Math colloquium with Vinod Variyam this Friday

Vinod Variyam
Vinod Variyam

Math Colloquium: Vinod Variyam
Friday, March 8
4–5 PM
115 Avery Hall

"Distinct Elements in Streams: An Algorithm For The (Text) Book"

The basic computational task of estimating the number of unique elements in datasets, known as the Distinct Elements Problem, is critical in numerous domains including network traffic analysis, database management, marketing analysis, bioinformatics, textual data analysis, and fraud detection. This problem becomes particularly challenging when the dataset is too large to be stored or processed in its entirety.

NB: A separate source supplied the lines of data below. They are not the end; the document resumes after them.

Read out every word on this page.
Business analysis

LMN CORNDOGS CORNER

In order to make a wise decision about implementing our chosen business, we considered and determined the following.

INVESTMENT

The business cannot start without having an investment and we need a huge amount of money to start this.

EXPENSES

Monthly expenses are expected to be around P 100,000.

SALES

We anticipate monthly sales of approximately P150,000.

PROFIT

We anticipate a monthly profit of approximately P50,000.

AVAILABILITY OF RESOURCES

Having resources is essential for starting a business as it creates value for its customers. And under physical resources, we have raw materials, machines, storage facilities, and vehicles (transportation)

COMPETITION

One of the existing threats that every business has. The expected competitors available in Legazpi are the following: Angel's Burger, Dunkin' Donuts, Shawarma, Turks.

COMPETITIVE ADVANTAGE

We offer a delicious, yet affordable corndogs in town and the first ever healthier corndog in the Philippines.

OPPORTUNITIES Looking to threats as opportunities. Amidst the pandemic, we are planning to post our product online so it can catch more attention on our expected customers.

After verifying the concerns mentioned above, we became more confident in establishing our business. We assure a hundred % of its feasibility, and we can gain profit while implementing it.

This talk will highlight recent algorithmic progress on the distinct elements problem within the data streaming model. The data streaming model is popular for handling large amounts of streaming data. In this framework, data items arrive sequentially from a finite set, with the model’s parameters imposing strict limitations on storage and processing capabilities. Designing algorithms with limited resources for the distinct elements problem has been a significant focus for researchers, given its broad appeal. While earlier approaches relied on hashing techniques, a pure sampling-based algorithm remained elusive for many years. We have recently discovered a simple sampling-based algorithm (the CVM algorithm) for the distinct elements problem. This talk will present the CVM algorithm and its generalization in a broader data streaming scenario.

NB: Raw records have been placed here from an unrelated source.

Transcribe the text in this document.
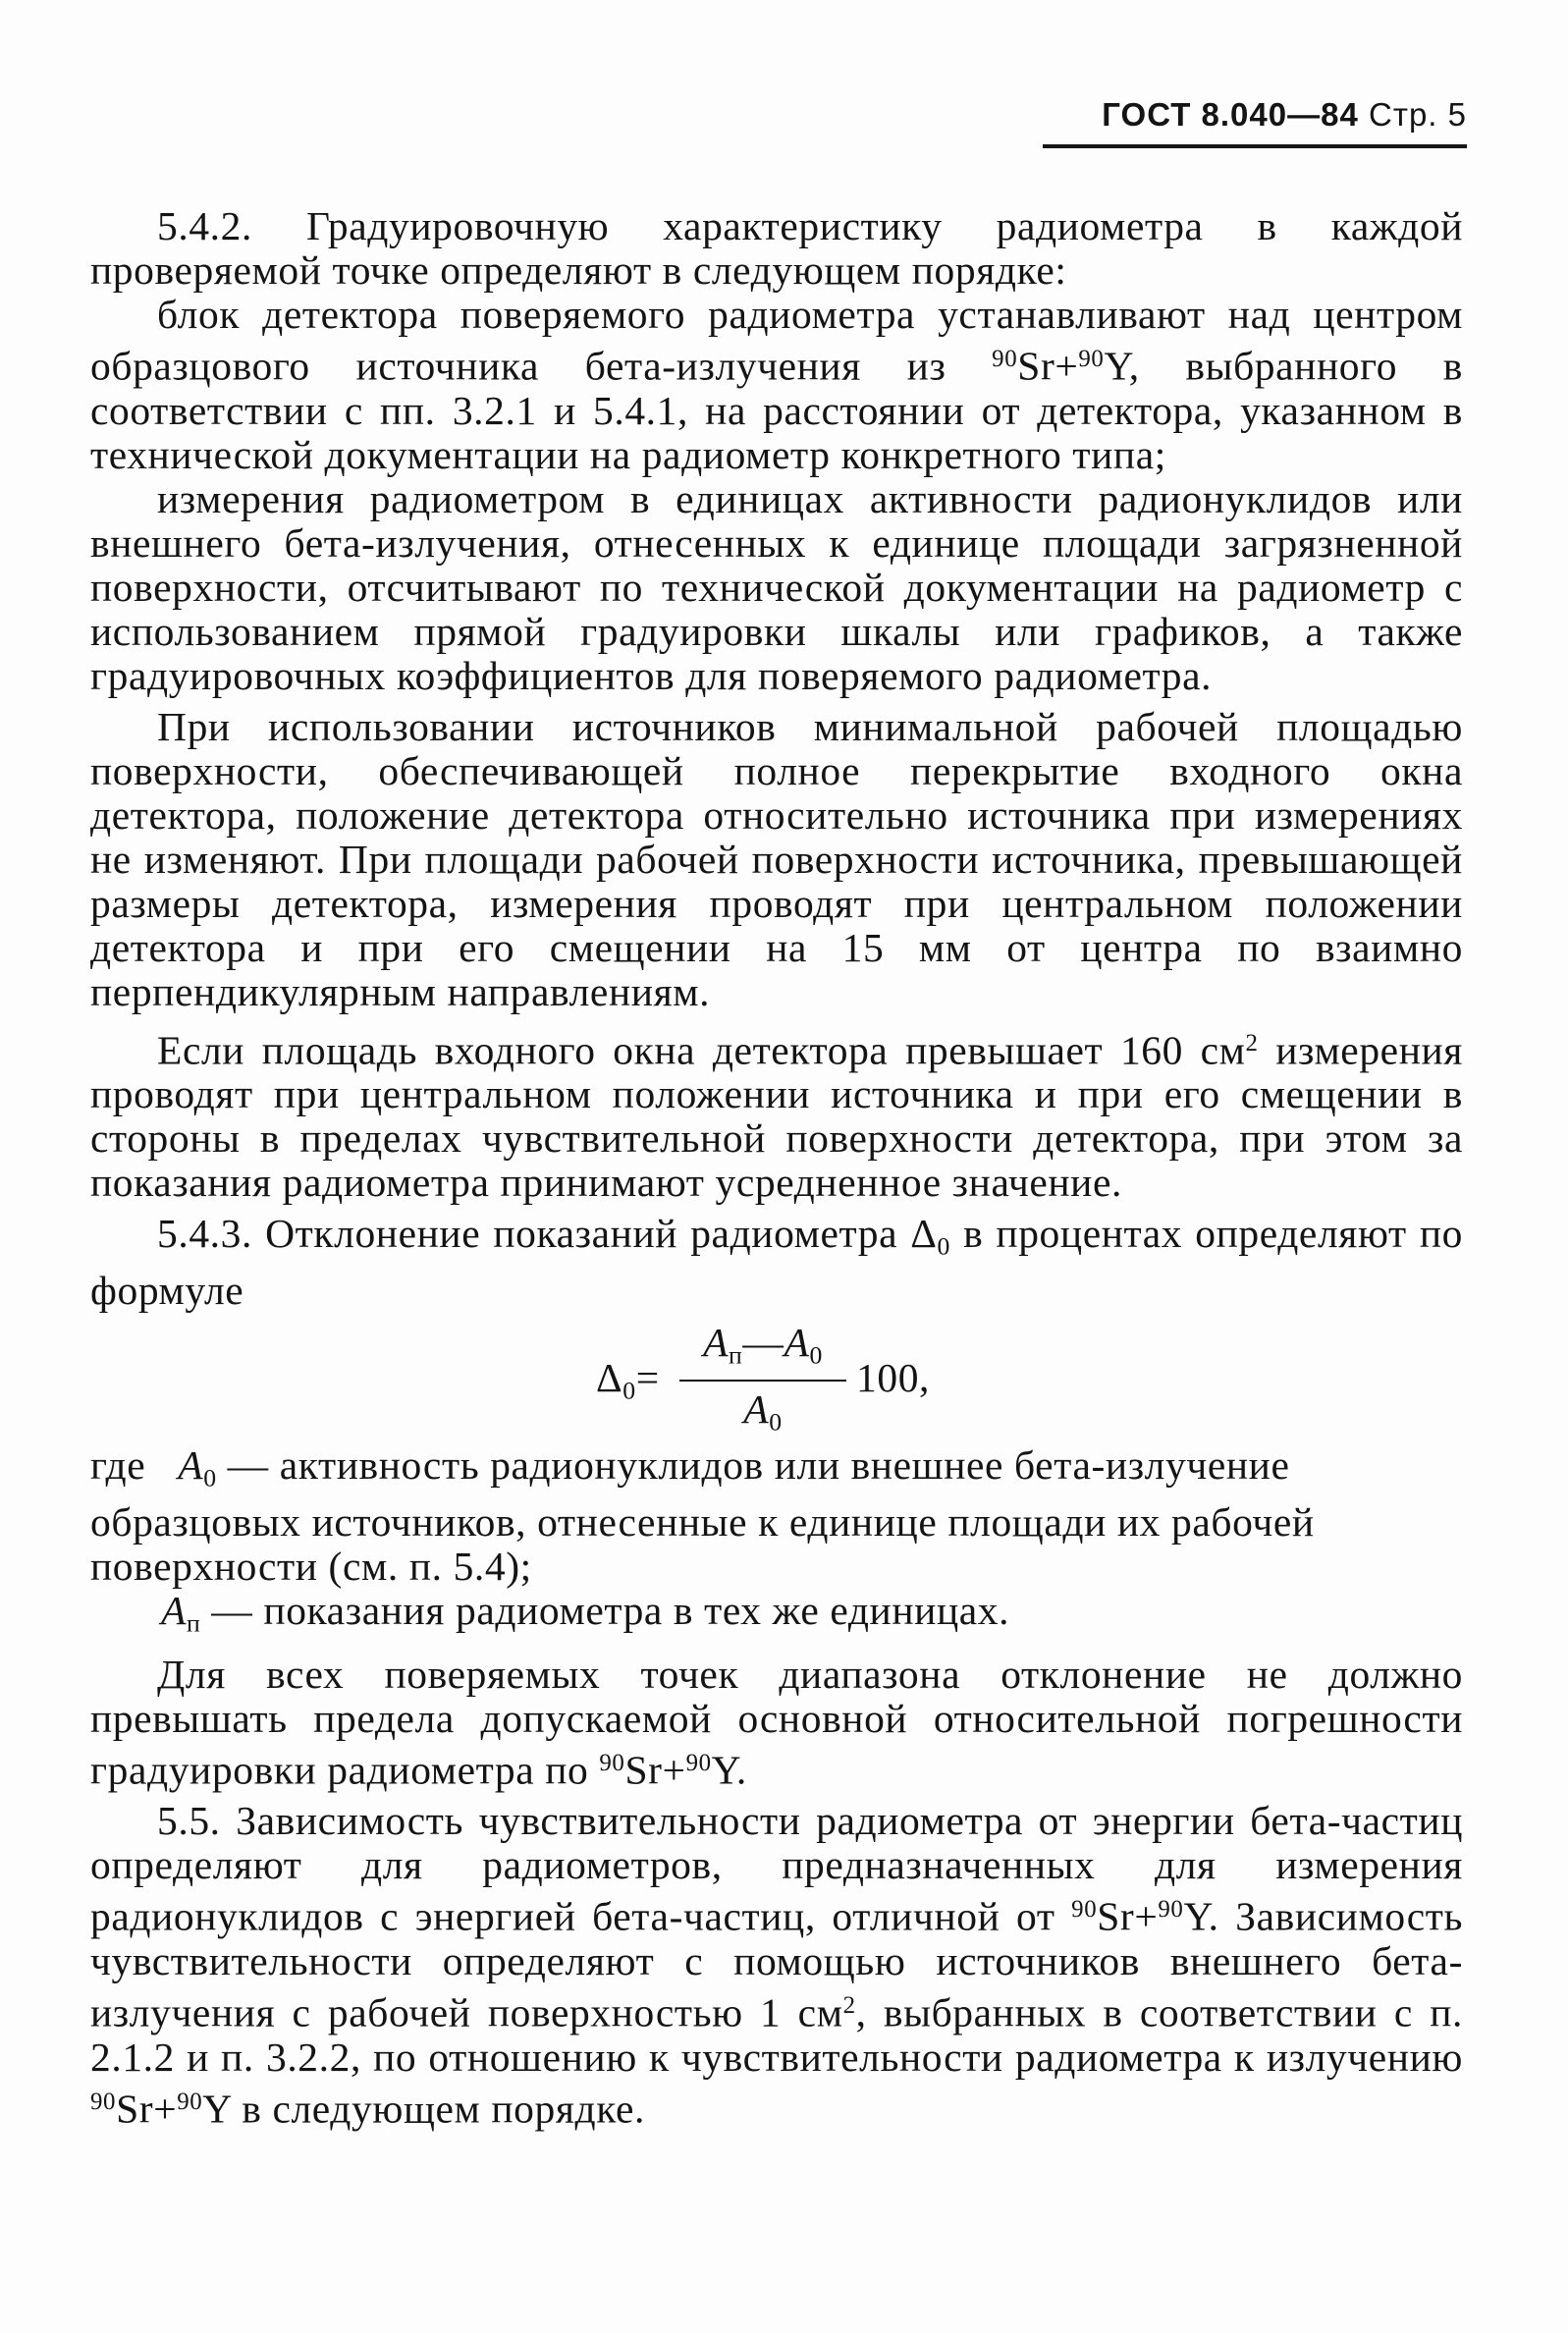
ГОСТ 8.040—84 Стр. 5

5.4.2. Градуировочную характеристику радиометра в каждой проверяемой точке определяют в следующем порядке:

блок детектора поверяемого радиометра устанавливают над центром образцового источника бета-излучения из $^{90}$Sr+$^{90}$Y, выбранного в соответствии с пп. 3.2.1 и 5.4.1, на расстоянии от детектора, указанном в технической документации на радиометр конкретного типа;

измерения радиометром в единицах активности радионуклидов или внешнего бета-излучения, отнесенных к единице площади загрязненной поверхности, отсчитывают по технической документации на радиометр с использованием прямой градуировки шкалы или графиков, а также градуировочных коэффициентов для поверяемого радиометра.

При использовании источников минимальной рабочей площадью поверхности, обеспечивающей полное перекрытие входного окна детектора, положение детектора относительно источника при измерениях не изменяют. При площади рабочей поверхности источника, превышающей размеры детектора, измерения проводят при центральном положении детектора и при его смещении на 15 мм от центра по взаимно перпендикулярным направлениям.

Если площадь входного окна детектора превышает 160 $см^2$ измерения проводят при центральном положении источника и при его смещении в стороны в пределах чувствительной поверхности детектора, при этом за показания радиометра принимают усредненное значение.

5.4.3. Отклонение показаний радиометра $\Delta_0$ в процентах определяют по формуле

$\Delta_0=$
$A_п—A_0$
$A_0$
100,
где $A_0$ — активность радионуклидов или внешнее бета-излучение образцовых источников, отнесенные к единице площади их рабочей поверхности (см. п. 5.4);
$A_п$ — показания радиометра в тех же единицах.

Для всех поверяемых точек диапазона отклонение не должно превышать предела допускаемой основной относительной погрешности градуировки радиометра по $^{90}$Sr+$^{90}$Y.

5.5. Зависимость чувствительности радиометра от энергии бета-частиц определяют для радиометров, предназначенных для измерения радионуклидов с энергией бета-частиц, отличной от $^{90}$Sr+$^{90}$Y. Зависимость чувствительности определяют с помощью источников внешнего бета-излучения с рабочей поверхностью 1 $см^2$, выбранных в соответствии с п. 2.1.2 и п. 3.2.2, по отношению к чувствительности радиометра к излучению $^{90}$Sr+$^{90}$Y в следующем порядке.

The talk is based on joint research with Sourav Chakraborty of the Indian Statistical Institute and Kuldeep S. Meel of the University of Toronto.

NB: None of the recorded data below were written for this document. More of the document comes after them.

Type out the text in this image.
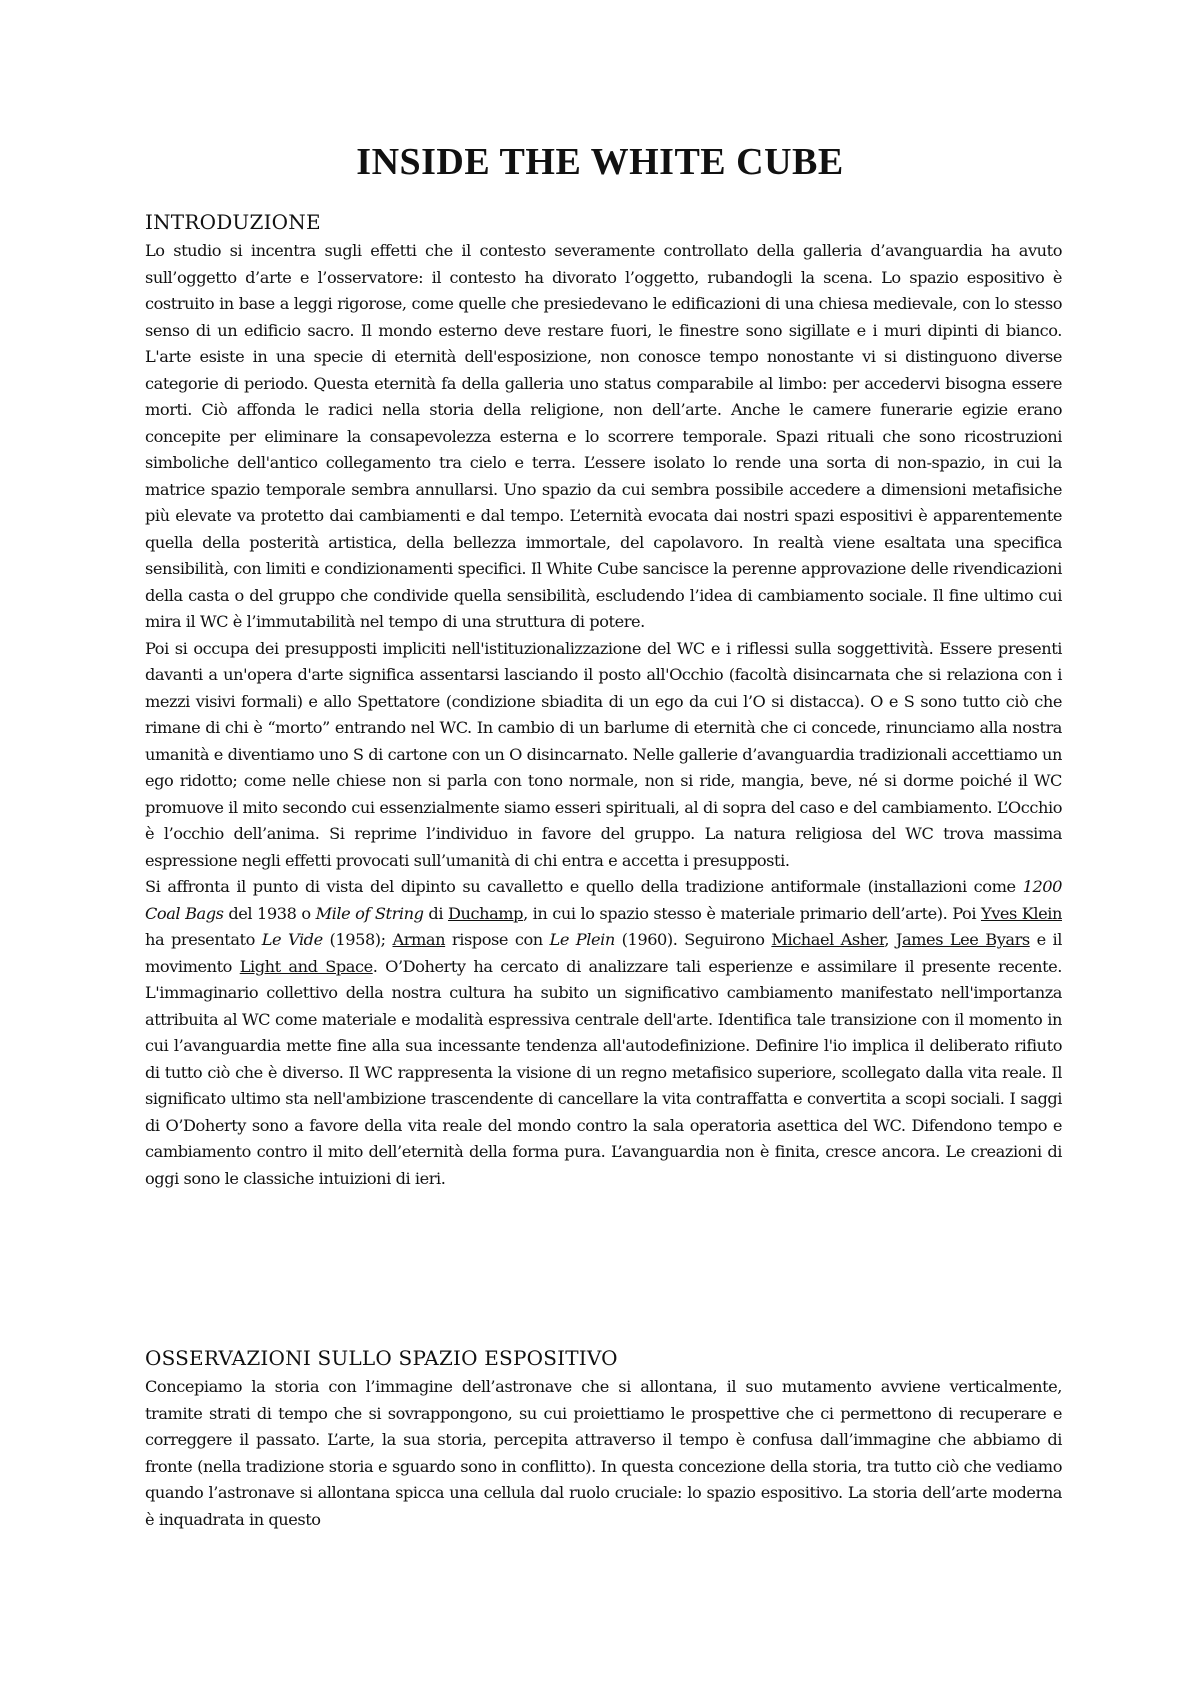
INSIDE THE WHITE CUBE
INTRODUZIONE

Lo studio si incentra sugli effetti che il contesto severamente controllato della galleria d’avanguardia ha avuto sull’oggetto d’arte e l’osservatore: il contesto ha divorato l’oggetto, rubandogli la scena. Lo spazio espositivo è costruito in base a leggi rigorose, come quelle che presiedevano le edificazioni di una chiesa medievale, con lo stesso senso di un edificio sacro. Il mondo esterno deve restare fuori, le finestre sono sigillate e i muri dipinti di bianco. L'arte esiste in una specie di eternità dell'esposizione, non conosce tempo nonostante vi si distinguono diverse categorie di periodo. Questa eternità fa della galleria uno status comparabile al limbo: per accedervi bisogna essere morti. Ciò affonda le radici nella storia della religione, non dell’arte. Anche le camere funerarie egizie erano concepite per eliminare la consapevolezza esterna e lo scorrere temporale. Spazi rituali che sono ricostruzioni simboliche dell'antico collegamento tra cielo e terra. L’essere isolato lo rende una sorta di non-spazio, in cui la matrice spazio temporale sembra annullarsi. Uno spazio da cui sembra possibile accedere a dimensioni metafisiche più elevate va protetto dai cambiamenti e dal tempo. L’eternità evocata dai nostri spazi espositivi è apparentemente quella della posterità artistica, della bellezza immortale, del capolavoro. In realtà viene esaltata una specifica sensibilità, con limiti e condizionamenti specifici. Il White Cube sancisce la perenne approvazione delle rivendicazioni della casta o del gruppo che condivide quella sensibilità, escludendo l’idea di cambiamento sociale. Il fine ultimo cui mira il WC è l’immutabilità nel tempo di una struttura di potere.

Poi si occupa dei presupposti impliciti nell'istituzionalizzazione del WC e i riflessi sulla soggettività. Essere presenti davanti a un'opera d'arte significa assentarsi lasciando il posto all'Occhio (facoltà disincarnata che si relaziona con i mezzi visivi formali) e allo Spettatore (condizione sbiadita di un ego da cui l’O si distacca). O e S sono tutto ciò che rimane di chi è “morto” entrando nel WC. In cambio di un barlume di eternità che ci concede, rinunciamo alla nostra umanità e diventiamo uno S di cartone con un O disincarnato. Nelle gallerie d’avanguardia tradizionali accettiamo un ego ridotto; come nelle chiese non si parla con tono normale, non si ride, mangia, beve, né si dorme poiché il WC promuove il mito secondo cui essenzialmente siamo esseri spirituali, al di sopra del caso e del cambiamento. L’Occhio è l’occhio dell’anima. Si reprime l’individuo in favore del gruppo. La natura religiosa del WC trova massima espressione negli effetti provocati sull’umanità di chi entra e accetta i presupposti.

Si affronta il punto di vista del dipinto su cavalletto e quello della tradizione antiformale (installazioni come 1200 Coal Bags del 1938 o Mile of String di Duchamp, in cui lo spazio stesso è materiale primario dell’arte). Poi Yves Klein ha presentato Le Vide (1958); Arman rispose con Le Plein (1960). Seguirono Michael Asher, James Lee Byars e il movimento Light and Space. O’Doherty ha cercato di analizzare tali esperienze e assimilare il presente recente. L'immaginario collettivo della nostra cultura ha subito un significativo cambiamento manifestato nell'importanza attribuita al WC come materiale e modalità espressiva centrale dell'arte. Identifica tale transizione con il momento in cui l’avanguardia mette fine alla sua incessante tendenza all'autodefinizione. Definire l'io implica il deliberato rifiuto di tutto ciò che è diverso. Il WC rappresenta la visione di un regno metafisico superiore, scollegato dalla vita reale. Il significato ultimo sta nell'ambizione trascendente di cancellare la vita contraffatta e convertita a scopi sociali. I saggi di O’Doherty sono a favore della vita reale del mondo contro la sala operatoria asettica del WC. Difendono tempo e cambiamento contro il mito dell’eternità della forma pura. L’avanguardia non è finita, cresce ancora. Le creazioni di oggi sono le classiche intuizioni di ieri.

OSSERVAZIONI SULLO SPAZIO ESPOSITIVO

Concepiamo la storia con l’immagine dell’astronave che si allontana, il suo mutamento avviene verticalmente, tramite strati di tempo che si sovrappongono, su cui proiettiamo le prospettive che ci permettono di recuperare e correggere il passato. L’arte, la sua storia, percepita attraverso il tempo è confusa dall’immagine che abbiamo di fronte (nella tradizione storia e sguardo sono in conflitto). In questa concezione della storia, tra tutto ciò che vediamo quando l’astronave si allontana spicca una cellula dal ruolo cruciale: lo spazio espositivo. La storia dell’arte moderna è inquadrata in questo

Professor Vinodchandran Variyam's research interests are centered around computer science subjects that involve fundamental computational efficiency concerns. His work encompasses various core computer science areas, such as computational complexity theory, machine learning, and large data management. He has made significant contributions to complexity theory, advancing the state-of-the-art in several important topics, including de-randomization, circuit complexity, space-limited computations, and Kolmogorov complexity. Beyond computational complexity, Vairyam is currently engaged in research themes that include reproducible computations, sample efficiency in distribution learning and testing, and algorithms development for streaming data and their applications. His work in these areas has the potential to make substantial advancements in the field and contribute to solving complex challenges related to efficiency and computation.